We have determined that we can accommodate almost all (and perhaps all) the classes typically taught there as early as this spring in other locations without a loss of classroom capacity, and we will certainly be able to accommodate them all elsewhere by summer. Like the other two venues in which the murals are displayed, Woodburn 100 can usefully serve other purposes, such as a gallery space and public lecture space, that are more conducive to teaching about the mural. Indeed, many departments and faculty members have expressed a need for more such spaces on campus, and Woodburn 100 offers a ready-made solution. Its adjacency to the arts corridor makes it particularly conducive to these purposes and will also allow us to install interactive media that can educate those who come for the gallery space or for other events. We could also put this art in conversation with other pieces of art the campus owns or could borrow, which would allow us to much better use the murals’ potential for education and engagement than the current configuration allows. I believe that repurposing the room is the best accommodation of the multiple factors that the murals raise: our obligation to be a welcoming community to all of our students and facilitate their learning; our stewardship of this priceless art; and our obligation to stand firm in defense of artistic expression. I invite community members to think creatively about how best to use this repurposed space to engage with the issues the murals present.

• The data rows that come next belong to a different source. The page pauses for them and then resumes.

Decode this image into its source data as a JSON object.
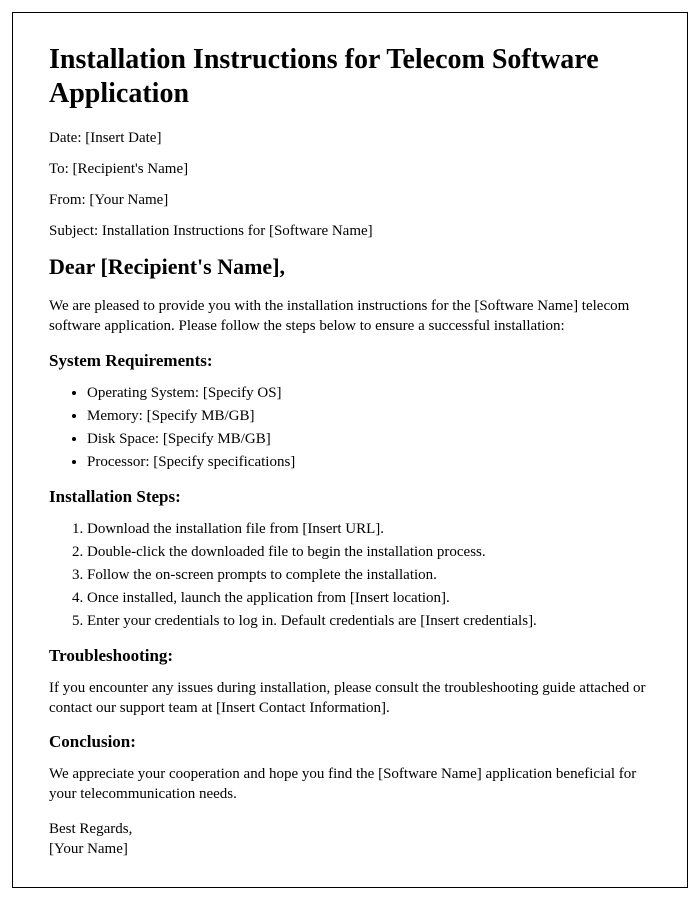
{
  "title": "Installation Instructions for Telecom Software Application",
  "meta": {
    "date": "Date: [Insert Date]",
    "to": "To: [Recipient's Name]",
    "from": "From: [Your Name]",
    "subject": "Subject: Installation Instructions for [Software Name]"
  },
  "salutation": "Dear [Recipient's Name],",
  "intro": "We are pleased to provide you with the installation instructions for the [Software Name] telecom software application. Please follow the steps below to ensure a successful installation:",
  "sections": {
    "sysreq": {
      "heading": "System Requirements:",
      "items": [
        "Operating System: [Specify OS]",
        "Memory: [Specify MB/GB]",
        "Disk Space: [Specify MB/GB]",
        "Processor: [Specify specifications]"
      ]
    },
    "steps": {
      "heading": "Installation Steps:",
      "items": [
        "Download the installation file from [Insert URL].",
        "Double-click the downloaded file to begin the installation process.",
        "Follow the on-screen prompts to complete the installation.",
        "Once installed, launch the application from [Insert location].",
        "Enter your credentials to log in. Default credentials are [Insert credentials]."
      ]
    },
    "troubleshooting": {
      "heading": "Troubleshooting:",
      "text": "If you encounter any issues during installation, please consult the troubleshooting guide attached or contact our support team at [Insert Contact Information]."
    },
    "conclusion": {
      "heading": "Conclusion:",
      "text": "We appreciate your cooperation and hope you find the [Software Name] application beneficial for your telecommunication needs."
    }
  },
  "signoff": {
    "regards": "Best Regards,",
    "name": "[Your Name]"
  }
}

The Benton Murals are a national treasure. They depict the social progression of Indiana history—including, explicitly, the promise and hope of racial integration and a free press arising out of the fight against the political influence of the Klan—through the visceral and powerful vision of one of the most significant artists of the period. Indiana University is the steward of this incredible public art, we are bound to protect it and educate the world about it, and we will do so in ways that are pedagogically appropriate. Our primary mission is to teach students to think critically and deeply about the world, and great art is an important route to that end. We will continue to strive for this ideal, and challenge each other to think intensively and critically about art, history, diversity, and inclusion, and what it means to be a citizen of this university, state, and the world. Benton’s work deserves no less.